On Tuesday I am going to lead a book conversation for the Episcopal Church in Minnesota’s weekly “Leading Beyond the Blizzard” conversation with our Bishop Craig Loya, about the book called Reconciling All Things: A Christian Vision for Justice, Peace and Healing. This book’s central thesis is that we can reclaim the word reconciliation as the heart of Christian faith. Now of course, in our time, the word “reconciliation” can be really problematic. For example, to speak about “Racial reconciliation” rubs many people the wrong way. It implies that there was a good relationship to begin with that we can get back to, whereas in the United States those who are now African Americans were kidnapped and enslaved as the beginning of the relationship. Reconciliation can make it sound like we’re now just asking for forgiveness and to move on, and that can’t happen before justice and reparations and amends are made. In human terms real reconciliation might never be able to be fully realized.

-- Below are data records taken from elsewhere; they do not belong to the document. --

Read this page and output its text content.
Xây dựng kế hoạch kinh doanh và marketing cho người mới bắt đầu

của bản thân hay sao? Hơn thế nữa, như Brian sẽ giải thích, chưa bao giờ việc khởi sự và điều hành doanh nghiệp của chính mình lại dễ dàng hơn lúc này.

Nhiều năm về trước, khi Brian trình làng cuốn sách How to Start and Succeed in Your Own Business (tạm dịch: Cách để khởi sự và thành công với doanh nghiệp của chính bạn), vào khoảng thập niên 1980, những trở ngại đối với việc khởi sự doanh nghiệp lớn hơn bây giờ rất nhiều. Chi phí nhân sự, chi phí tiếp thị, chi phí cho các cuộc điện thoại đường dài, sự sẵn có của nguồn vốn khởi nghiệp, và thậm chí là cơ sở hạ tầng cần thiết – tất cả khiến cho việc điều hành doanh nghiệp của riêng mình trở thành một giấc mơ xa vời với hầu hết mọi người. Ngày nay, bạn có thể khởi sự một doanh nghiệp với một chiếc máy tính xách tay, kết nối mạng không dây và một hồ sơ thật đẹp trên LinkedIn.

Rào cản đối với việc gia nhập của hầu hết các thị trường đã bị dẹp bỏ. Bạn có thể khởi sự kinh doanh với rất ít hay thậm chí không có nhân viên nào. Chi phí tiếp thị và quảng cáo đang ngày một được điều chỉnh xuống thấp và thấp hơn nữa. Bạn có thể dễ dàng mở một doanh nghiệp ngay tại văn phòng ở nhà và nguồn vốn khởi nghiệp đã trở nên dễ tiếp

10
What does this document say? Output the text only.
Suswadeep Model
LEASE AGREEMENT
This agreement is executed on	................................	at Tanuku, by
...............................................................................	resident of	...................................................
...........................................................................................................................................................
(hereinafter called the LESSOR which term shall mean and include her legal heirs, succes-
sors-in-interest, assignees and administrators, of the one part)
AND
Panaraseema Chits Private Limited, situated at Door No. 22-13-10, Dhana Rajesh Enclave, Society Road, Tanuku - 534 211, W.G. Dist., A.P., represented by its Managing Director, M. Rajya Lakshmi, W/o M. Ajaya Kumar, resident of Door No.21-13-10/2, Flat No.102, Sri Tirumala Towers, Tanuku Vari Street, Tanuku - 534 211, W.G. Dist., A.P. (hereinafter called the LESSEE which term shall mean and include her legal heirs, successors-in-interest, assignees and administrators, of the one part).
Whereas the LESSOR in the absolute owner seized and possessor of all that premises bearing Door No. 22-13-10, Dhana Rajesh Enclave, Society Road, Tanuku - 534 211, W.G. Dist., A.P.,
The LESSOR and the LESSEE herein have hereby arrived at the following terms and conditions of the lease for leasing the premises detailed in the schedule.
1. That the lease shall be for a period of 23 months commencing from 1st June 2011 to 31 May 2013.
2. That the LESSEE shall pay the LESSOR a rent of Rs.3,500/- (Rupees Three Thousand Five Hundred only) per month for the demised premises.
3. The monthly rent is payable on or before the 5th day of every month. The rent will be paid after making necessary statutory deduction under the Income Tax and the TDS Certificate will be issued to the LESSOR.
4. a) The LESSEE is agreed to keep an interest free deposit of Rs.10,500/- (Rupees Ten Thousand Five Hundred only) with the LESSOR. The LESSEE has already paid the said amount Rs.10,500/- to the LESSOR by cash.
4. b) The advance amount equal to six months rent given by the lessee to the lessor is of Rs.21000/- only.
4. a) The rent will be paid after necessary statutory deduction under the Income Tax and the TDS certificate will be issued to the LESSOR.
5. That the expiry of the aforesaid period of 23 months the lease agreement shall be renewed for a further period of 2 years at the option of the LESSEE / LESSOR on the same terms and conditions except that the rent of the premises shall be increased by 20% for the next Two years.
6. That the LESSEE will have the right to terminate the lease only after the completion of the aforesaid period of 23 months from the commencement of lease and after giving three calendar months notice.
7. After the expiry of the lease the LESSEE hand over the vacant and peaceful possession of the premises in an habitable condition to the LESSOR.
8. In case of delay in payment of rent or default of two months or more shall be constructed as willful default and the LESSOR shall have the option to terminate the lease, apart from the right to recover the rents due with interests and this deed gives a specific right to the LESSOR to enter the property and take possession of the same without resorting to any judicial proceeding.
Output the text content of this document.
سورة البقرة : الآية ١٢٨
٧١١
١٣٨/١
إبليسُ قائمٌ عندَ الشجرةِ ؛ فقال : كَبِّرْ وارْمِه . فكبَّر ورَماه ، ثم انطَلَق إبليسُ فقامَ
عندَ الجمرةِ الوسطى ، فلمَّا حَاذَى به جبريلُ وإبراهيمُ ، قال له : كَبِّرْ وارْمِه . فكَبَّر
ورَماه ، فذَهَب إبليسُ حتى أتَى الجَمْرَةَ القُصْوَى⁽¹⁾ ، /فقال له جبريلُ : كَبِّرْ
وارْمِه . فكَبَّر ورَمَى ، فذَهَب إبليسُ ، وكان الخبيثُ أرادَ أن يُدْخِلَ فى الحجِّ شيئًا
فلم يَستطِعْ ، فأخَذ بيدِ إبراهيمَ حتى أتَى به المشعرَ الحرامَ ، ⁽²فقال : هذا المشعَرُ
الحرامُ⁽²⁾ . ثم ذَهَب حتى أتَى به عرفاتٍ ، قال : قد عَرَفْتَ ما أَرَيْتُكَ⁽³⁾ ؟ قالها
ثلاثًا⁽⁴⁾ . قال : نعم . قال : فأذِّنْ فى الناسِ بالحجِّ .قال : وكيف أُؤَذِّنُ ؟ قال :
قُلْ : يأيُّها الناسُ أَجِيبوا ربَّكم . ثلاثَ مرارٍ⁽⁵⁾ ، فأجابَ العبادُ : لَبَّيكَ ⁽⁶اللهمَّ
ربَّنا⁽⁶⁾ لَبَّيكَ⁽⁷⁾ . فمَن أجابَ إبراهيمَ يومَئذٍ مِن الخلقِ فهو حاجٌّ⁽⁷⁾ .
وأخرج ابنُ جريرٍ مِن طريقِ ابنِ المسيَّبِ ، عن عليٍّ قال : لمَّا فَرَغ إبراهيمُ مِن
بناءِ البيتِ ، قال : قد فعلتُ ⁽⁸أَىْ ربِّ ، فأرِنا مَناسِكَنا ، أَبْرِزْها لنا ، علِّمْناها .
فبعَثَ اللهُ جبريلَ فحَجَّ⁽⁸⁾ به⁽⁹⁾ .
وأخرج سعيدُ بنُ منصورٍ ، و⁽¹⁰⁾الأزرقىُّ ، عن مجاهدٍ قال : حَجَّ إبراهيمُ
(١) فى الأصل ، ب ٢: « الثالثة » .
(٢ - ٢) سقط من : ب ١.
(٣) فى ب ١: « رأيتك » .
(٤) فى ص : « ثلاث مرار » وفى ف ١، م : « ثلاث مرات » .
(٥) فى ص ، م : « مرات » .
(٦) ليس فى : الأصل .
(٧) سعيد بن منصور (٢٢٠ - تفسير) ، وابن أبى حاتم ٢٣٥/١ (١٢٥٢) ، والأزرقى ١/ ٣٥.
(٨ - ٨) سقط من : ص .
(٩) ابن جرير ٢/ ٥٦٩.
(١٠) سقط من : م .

But this is why we need to remember the reign of Christ, Christ the King Sunday. What may be impossible in human terms is nevertheless the dream of God. It will not do to give up the word or hope of reconciliation, the Beloved Community, for all people—black and white, Democrat and Republican, those who voted for Joe Biden and those who voted for Donald Trump. This does not mean that all opinions are morally equivalent. It does not mean either that “we” are morally superior or inferior to “them”, whomever we are speaking about. The Kingdom of God, real reconciliation, the Beloved Community, is the vision of a truly beautiful world that we need because it is valuable enough to keep us on the journey. The journey of following Jesus’ Way of Love is one that requires endurance, and sacrifice, and transformation, and only a vision that we believe is deeply valuable and also possible will keep us on it. That vision is beyond us, but it is contained in our spiritual memories, in the stories of scripture that speak of a lion lying down with a lamb.

Although Jesus is speaking in the starkest terms of sheep and goats and eternal life and eternal fire, we are all in essence good goats,[1] as my spiritual direction teacher Matt Linn describes it. Jesus is advocating a life in which we are so transformed by the love of God that we are softened, our shoulders come down, and we are truly free to love all others. This love is eternally life-giving and liberating. When we are free to love in a way that shines toward all others, we experience the eternal kingdom of God within us. When we are not able to love, when we are constricted by hatred and apathy—even if these are totally justified—we experience an eternal regret, an existential cold and separation from our truest nature and from the God who made us.

Wherever you are this moment reading this or watching it, I’d invite you to close your eyes for a minute. Consider simply welcoming the presence of God to the fullness of who you are, including your loves and your hates, your generosity and resentment, the part of you that cares and the part that is too overwhelmed or hurt or angry to care. Allow the dream of God for truly Beloved Community to meet you as you are. Imagine that in the Kingdom of God, your life matters, as does all others. Imagine that you can spend the rest of your life following Jesus’ Way of Love, imperfectly, but knowing that the journey itself is reconciliation, that in the love of Christ nothing is impossible. Let the vision of God, the dream of God for Beloved Community, give you hope, even in these times, even in 2020 and the world that follows. Amen.

[1] See Dennis, Sheila Fabricant and Matt Linn, Good Goats: Healing Our Image of God  (Paulist Press, 1994).